To Forever Wonder
Many of us would prefer clarity over mystery.
Recently, I took Rachel and Janneke for their yearly visit to our paediatric neurologist at McMaster Children’s Hospital. Visits like this are long, but the length is intentional. We make time to review everything about the girls – emotional, physical and developmental. Though I need a large coffee in hand, I appreciate the comprehensive family-centred approach.
Rachel was whimpering throughout the appointment, and I mentioned that we were observing more signs of sadness over the last number of months. I was also mindful that each time I have traveled with Rachel to the hospital, she has become agitated. I suspect she has retained the difficult memories of past emergency room visits and surgeries, creating anxiety for subsequent visits.
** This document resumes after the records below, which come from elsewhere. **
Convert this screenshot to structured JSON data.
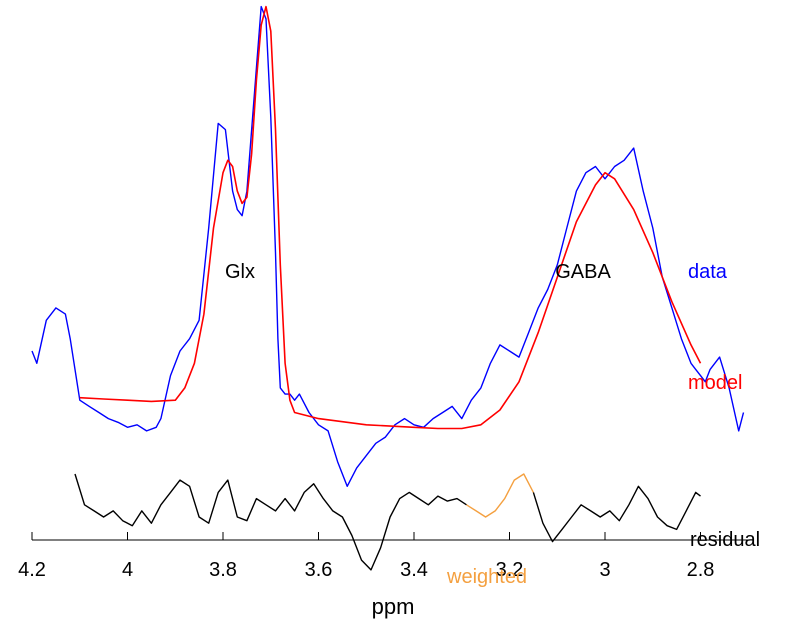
{
  "colors": {
    "data": "#0000ff",
    "model": "#ff0000",
    "residual": "#000000",
    "weighted": "#f4a040",
    "axis": "#000000"
  },
  "chart_data": {
    "type": "line",
    "xlabel": "ppm",
    "ylabel": "",
    "x_reversed": true,
    "xlim": [
      4.2,
      2.7
    ],
    "ylim": [
      -1.6,
      2.8
    ],
    "y_axis_visible": false,
    "grid": false,
    "ticks": [
      "4.2",
      "4",
      "3.8",
      "3.6",
      "3.4",
      "3.2",
      "3",
      "2.8"
    ],
    "tick_values": [
      4.2,
      4.0,
      3.8,
      3.6,
      3.4,
      3.2,
      3.0,
      2.8
    ],
    "annotations": [
      {
        "name": "peak-label-glx",
        "text": "Glx",
        "color": "#000000"
      },
      {
        "name": "peak-label-gaba",
        "text": "GABA",
        "color": "#000000"
      },
      {
        "name": "legend-data",
        "text": "data",
        "color": "#0000ff"
      },
      {
        "name": "legend-model",
        "text": "model",
        "color": "#ff0000"
      },
      {
        "name": "legend-residual",
        "text": "residual",
        "color": "#000000"
      },
      {
        "name": "legend-weighted",
        "text": "weighted",
        "color": "#f4a040"
      }
    ],
    "series": [
      {
        "name": "data",
        "color": "#0000ff",
        "x": [
          4.2,
          4.19,
          4.17,
          4.15,
          4.13,
          4.12,
          4.1,
          4.08,
          4.06,
          4.04,
          4.02,
          4.0,
          3.98,
          3.96,
          3.94,
          3.93,
          3.91,
          3.89,
          3.87,
          3.85,
          3.83,
          3.81,
          3.795,
          3.78,
          3.77,
          3.76,
          3.75,
          3.73,
          3.72,
          3.71,
          3.7,
          3.69,
          3.685,
          3.68,
          3.67,
          3.66,
          3.65,
          3.64,
          3.62,
          3.6,
          3.58,
          3.56,
          3.54,
          3.52,
          3.5,
          3.48,
          3.46,
          3.44,
          3.42,
          3.4,
          3.38,
          3.36,
          3.34,
          3.32,
          3.3,
          3.28,
          3.26,
          3.24,
          3.22,
          3.2,
          3.18,
          3.16,
          3.14,
          3.12,
          3.1,
          3.08,
          3.06,
          3.04,
          3.02,
          3.0,
          2.98,
          2.96,
          2.94,
          2.92,
          2.9,
          2.88,
          2.86,
          2.84,
          2.82,
          2.81,
          2.8,
          2.79,
          2.78,
          2.76,
          2.74,
          2.72,
          2.71
        ],
        "y": [
          0.0,
          -0.1,
          0.25,
          0.35,
          0.3,
          0.1,
          -0.4,
          -0.45,
          -0.5,
          -0.55,
          -0.58,
          -0.62,
          -0.6,
          -0.65,
          -0.62,
          -0.55,
          -0.2,
          0.0,
          0.1,
          0.25,
          1.0,
          1.85,
          1.8,
          1.3,
          1.15,
          1.1,
          1.3,
          2.3,
          2.8,
          2.7,
          1.9,
          0.8,
          0.1,
          -0.3,
          -0.35,
          -0.35,
          -0.4,
          -0.35,
          -0.5,
          -0.6,
          -0.65,
          -0.9,
          -1.1,
          -0.95,
          -0.85,
          -0.75,
          -0.7,
          -0.6,
          -0.55,
          -0.6,
          -0.62,
          -0.55,
          -0.5,
          -0.45,
          -0.55,
          -0.4,
          -0.3,
          -0.1,
          0.05,
          0.0,
          -0.05,
          0.15,
          0.35,
          0.5,
          0.7,
          1.0,
          1.3,
          1.45,
          1.5,
          1.4,
          1.5,
          1.55,
          1.65,
          1.3,
          1.0,
          0.6,
          0.35,
          0.1,
          -0.1,
          -0.15,
          -0.2,
          -0.25,
          -0.15,
          -0.05,
          -0.3,
          -0.65,
          -0.5
        ]
      },
      {
        "name": "model",
        "color": "#ff0000",
        "x": [
          4.1,
          4.05,
          4.0,
          3.95,
          3.9,
          3.88,
          3.86,
          3.84,
          3.82,
          3.8,
          3.79,
          3.78,
          3.77,
          3.76,
          3.75,
          3.74,
          3.73,
          3.72,
          3.71,
          3.7,
          3.69,
          3.68,
          3.67,
          3.66,
          3.65,
          3.6,
          3.5,
          3.4,
          3.35,
          3.3,
          3.26,
          3.22,
          3.18,
          3.14,
          3.1,
          3.06,
          3.02,
          3.0,
          2.98,
          2.94,
          2.9,
          2.86,
          2.82,
          2.8
        ],
        "y": [
          -0.38,
          -0.39,
          -0.4,
          -0.41,
          -0.4,
          -0.3,
          -0.1,
          0.3,
          1.0,
          1.45,
          1.55,
          1.5,
          1.3,
          1.2,
          1.25,
          1.6,
          2.2,
          2.65,
          2.8,
          2.6,
          1.8,
          0.7,
          -0.1,
          -0.4,
          -0.5,
          -0.55,
          -0.6,
          -0.62,
          -0.63,
          -0.63,
          -0.6,
          -0.48,
          -0.25,
          0.15,
          0.6,
          1.05,
          1.35,
          1.45,
          1.4,
          1.15,
          0.8,
          0.4,
          0.05,
          -0.1
        ]
      },
      {
        "name": "residual",
        "color": "#000000",
        "x": [
          4.11,
          4.09,
          4.07,
          4.05,
          4.03,
          4.01,
          3.99,
          3.97,
          3.95,
          3.93,
          3.91,
          3.89,
          3.87,
          3.85,
          3.83,
          3.81,
          3.79,
          3.77,
          3.75,
          3.73,
          3.71,
          3.69,
          3.67,
          3.65,
          3.63,
          3.61,
          3.59,
          3.57,
          3.55,
          3.53,
          3.51,
          3.49,
          3.47,
          3.45,
          3.43,
          3.41,
          3.39,
          3.37,
          3.35,
          3.33,
          3.31,
          3.29
        ],
        "y": [
          -1.0,
          -1.25,
          -1.3,
          -1.35,
          -1.3,
          -1.38,
          -1.42,
          -1.3,
          -1.4,
          -1.25,
          -1.15,
          -1.05,
          -1.1,
          -1.35,
          -1.4,
          -1.15,
          -1.05,
          -1.35,
          -1.38,
          -1.2,
          -1.25,
          -1.3,
          -1.2,
          -1.3,
          -1.15,
          -1.08,
          -1.2,
          -1.3,
          -1.35,
          -1.5,
          -1.7,
          -1.78,
          -1.6,
          -1.35,
          -1.2,
          -1.15,
          -1.2,
          -1.25,
          -1.18,
          -1.22,
          -1.2,
          -1.25
        ]
      },
      {
        "name": "weighted",
        "color": "#f4a040",
        "x": [
          3.29,
          3.27,
          3.25,
          3.23,
          3.21,
          3.19,
          3.17,
          3.15
        ],
        "y": [
          -1.25,
          -1.3,
          -1.35,
          -1.3,
          -1.2,
          -1.05,
          -1.0,
          -1.15
        ]
      },
      {
        "name": "residual-tail",
        "color": "#000000",
        "x": [
          3.15,
          3.13,
          3.11,
          3.09,
          3.07,
          3.05,
          3.03,
          3.01,
          2.99,
          2.97,
          2.95,
          2.93,
          2.91,
          2.89,
          2.87,
          2.85,
          2.83,
          2.81,
          2.8
        ],
        "y": [
          -1.15,
          -1.4,
          -1.55,
          -1.45,
          -1.35,
          -1.25,
          -1.3,
          -1.35,
          -1.3,
          -1.38,
          -1.25,
          -1.1,
          -1.2,
          -1.35,
          -1.42,
          -1.45,
          -1.3,
          -1.15,
          -1.18
        ]
      }
    ]
  }
}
The neurologist asked a range of questions about Rachel’s pain, but all I could offer was a guess, based on my limited understanding. I know Rachel and Janneke are as beautifully complex as my older two children, with multiple neurodevelopmental systems and senses. Yet both Rachel and Janneke cannot use their words or bodies like their siblings, so I’m often at a loss for what to say when asked, “What seems to be the problem?” I can’t ignore the fact that I don’t fully know. It’s tempting to decide for the girls without honouring the mystery that prevails in their presence.
Quest for certainty
I think many of us would prefer clarity over mystery. I’m reminded of the New Testament story in John 9 when the disciples encounter a blind man and ask Jesus whose sin caused the man’s blindness. I know of families, including my own, that have worked to find a diagnosis to help provide a trajectory for their child’s development. Beyond the doctor’s office, I wonder about the search many of us have for certainty in discussing theology, understanding relationships or making plans for the future.
None of us will ever know exactly what happens next, but the mystery that remains with Rachel and Janneke’s care is pronounced. Sometimes that fact brings a sense of wonderment, as if I’m excited to see what’s around the next corner. But sometimes, that reality creates a weight on my heart. It’s the heaviest when I think about what constitutes a meaningful day for Rachel and Janneke. I wonder what the future holds, particularly when I see others celebrate familiar milestones and achievements that are beyond our reach.
Committing to be curious
To borrow the words of author Keith Dow in his book, Formed Together: Mystery, Narrative, and Virtue in Christian Caregiving, perhaps I too often rely on my “own understanding rather than welcome the mystery at the heart of the Imago Dei (75).” I prefer clarity. I’d much rather read a mystery novel than live with mystery. Yet I know we were created with purpose, so I want to trust in our Creator who says Rachel and Janneke are part of his great design; I want to be surprised by the joy a mystery can reveal.